Out of sample/model predictions in hierarchical model with new observed data

I have a simple partial pooled model that fits a normal distribution to observed data. In my actual data, I have hundreds of groups with anywhere between 1 and hundreds of observations per group. I tried fitting to the entire dataset and found that I was getting major divergences and sampling issues. Instead, I tried fitting the groups with only some minimum number of observations and then tried again. This time I had really fast sampling with very good results. I am wondering two things:

  1. Is this valid, or does it just bypass one of the strong points of Bayesian modeling in that I can still make estimates on groups with only few observations? I sort of want the model to be biased towards those with many observations so this doesn’t negatively impact my purpose. I have several projects that have been sidelined by sampling issues on groups with only few observations. If this approach is valid then it would help me get those back on track and use the out of sample predictions for those unseen small-sample groups.
  2. How do I do out of model/sample predictions with new groups in the hierarchical structure while also taking into account the observations I do have for those groups. This last part is key, because I do want to consider the information that I actually have for those new groups.

I have read this post, but I am still not clear. For one, the example with the schools only has one observation per group so the new group’s priors are just new means centered at that value. I guess I could just take the mean of the few points I have for my new groups, but I feel like I am throwing away some useful information.
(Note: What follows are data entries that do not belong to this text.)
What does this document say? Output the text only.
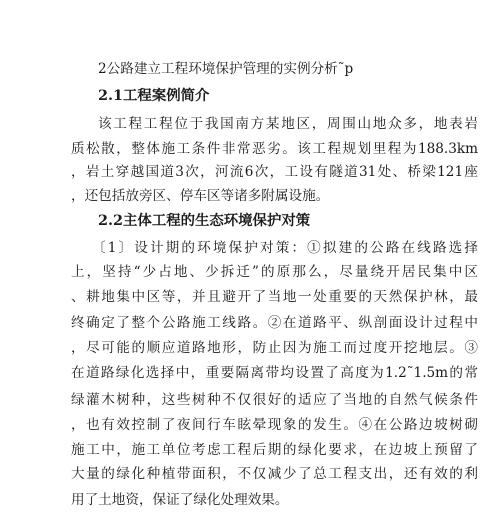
2公路建立工程环境保护管理的实例分析˜p
2.1工程案例简介
该工程工程位于我国南方某地区，周围山地众多，地表岩
质松散，整体施工条件非常恶劣。该工程规划里程为188.3km
，岩土穿越国道3次，河流6次，工设有隧道31处、桥梁121座
，还包括放旁区、停车区等诸多附属设施。
2.2主体工程的生态环境保护对策
〔1〕设计期的环境保护对策：①拟建的公路在线路选择
上，坚持“少占地、少拆迁”的原那么，尽量绕开居民集中区
、耕地集中区等，并且避开了当地一处重要的天然保护林，最
终确定了整个公路施工线路。②在道路平、纵剖面设计过程中
，尽可能的顺应道路地形，防止因为施工而过度开挖地层。③
在道路绿化选择中，重要隔离带均设置了高度为1.2˜1.5m的常
绿灌木树种，这些树种不仅很好的适应了当地的自然气候条件
，也有效控制了夜间行车眩晕现象的发生。④在公路边坡树砌
施工中，施工单位考虑工程后期的绿化要求，在边坡上预留了
大量的绿化种植带面积，不仅减少了总工程支出，还有效的利
用了土地资，保证了绿化处理效果。
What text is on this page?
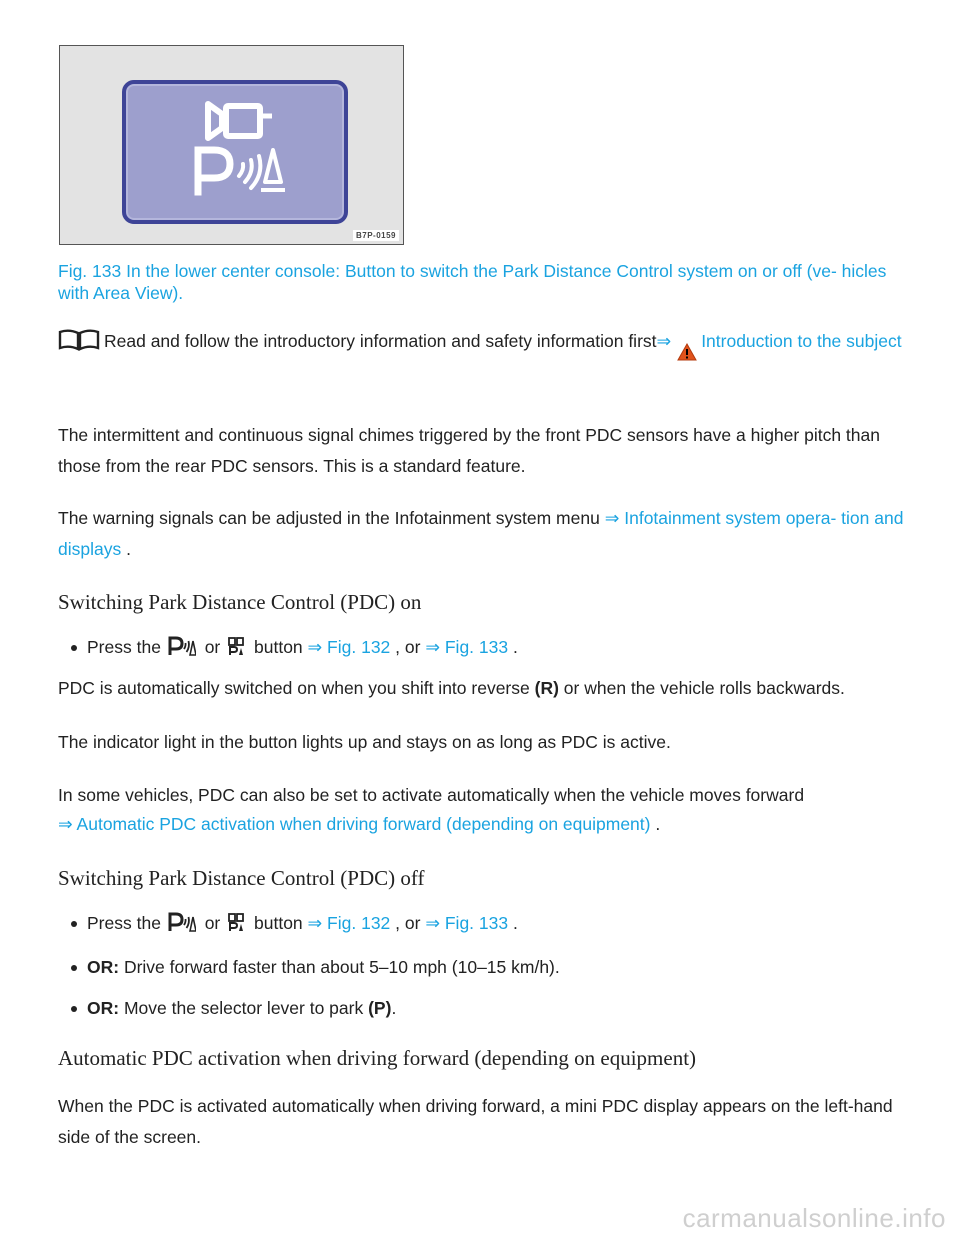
B7P-0159
Fig. 133 In the lower center console: Button to switch the Park Distance Control system on or off (ve- hicles with Area View).
Read and follow the introductory information and safety information first⇒ Introduction to the subject
The intermittent and continuous signal chimes triggered by the front PDC sensors have a higher pitch than those from the rear PDC sensors. This is a standard feature.
The warning signals can be adjusted in the Infotainment system menu ⇒ Infotainment system opera- tion and displays .
Switching Park Distance Control (PDC) on
Press the	or button ⇒ Fig. 132 , or ⇒ Fig. 133 .
PDC is automatically switched on when you shift into reverse (R) or when the vehicle rolls backwards.
The indicator light in the button lights up and stays on as long as PDC is active.
In some vehicles, PDC can also be set to activate automatically when the vehicle moves forward
⇒ Automatic PDC activation when driving forward (depending on equipment) .
Switching Park Distance Control (PDC) off
Press the	or button ⇒ Fig. 132 , or ⇒ Fig. 133 .
OR: Drive forward faster than about 5–10 mph (10–15 km/h).
OR: Move the selector lever to park (P).
Automatic PDC activation when driving forward (depending on equipment)
When the PDC is activated automatically when driving forward, a mini PDC display appears on the left-hand side of the screen.
carmanualsonline.info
I tried using data containers for the observed data and index variable for the hierarchical structure, but I am not sure if I then need to modify the coords or if I just build an entirely new model to include the new groups.

Here is a working example of what I want to do. The data frame trim has only the groups with a minimum number of observations. The dataframe remainder has the–you guessed it–…remainder… of the groups.

When modeling the new groups, I am not sure if the index variable needs to start over at 0 or continues the counting as to not overlap with the groups in the original model…

import pymc as pm
import pymc.sampling.jax as pmjax
import pandas as pd
import numpy as np
import arviz as az

RANDOM_SEED = 98
rng = np.random.default_rng(RANDOM_SEED)

# Number of observations per group
n_obs = pm.draw(pm.DiscreteUniform.dist(lower=5, upper=100),100, random_seed=rng)

# Random means
individual_means = pm.draw(pm.Normal.dist(mu=2, sigma=3), len(n_obs))

# Data
data = pd.DataFrame(
                    {"data"  : np.concatenate([pm.draw(pm.Normal.dist(mu=mu, sigma=3), n) for mu, n in zip(individual_means, n_obs)]),
                     "idx" : np.concatenate([[ii]*n for ii, n in enumerate(n_obs)]),
                     "n_obs" : np.concatenate([[n]*n for n in n_obs])}
                    )

# Trim data to remove groups with fewer then N observations
trim = data.query("n_obs > 20").copy(deep=True)                

# Factorize idx after trimming
idx_factorized, idx_list = pd.factorize(trim.idx)
trim = trim.assign(idx_factorized = idx_factorized)

with pm.Model(coords = {"idx": idx_list}) as model:

    # Multilevel mu
    mu_prior_mu    = pm.Normal("mu_prior_mu", 0, 5)
    mu_prior_sigma = pm.HalfNormal("mu_prior_sigma",  3)
    mu  = pm.Normal("mu", mu_prior_mu, mu_prior_sigma, dims="idx")

    # Multilevel sigma
    sigma_prior = pm.HalfNormal("sigma_prior", 3)
    sigma = pm.HalfNormal("sigma", sigma_prior, dims="idx")

    # Observed data
    y = pm.Normal('y', mu=mu[idx_factorized], sigma=sigma[idx_factorized], observed=trim.data.values)

    # Sample
    idata = pmjax.sample_numpyro_nuts(2000,chains=4, idata_kwargs=dict(log_likelihood = True), random_seed=RANDOM_SEED)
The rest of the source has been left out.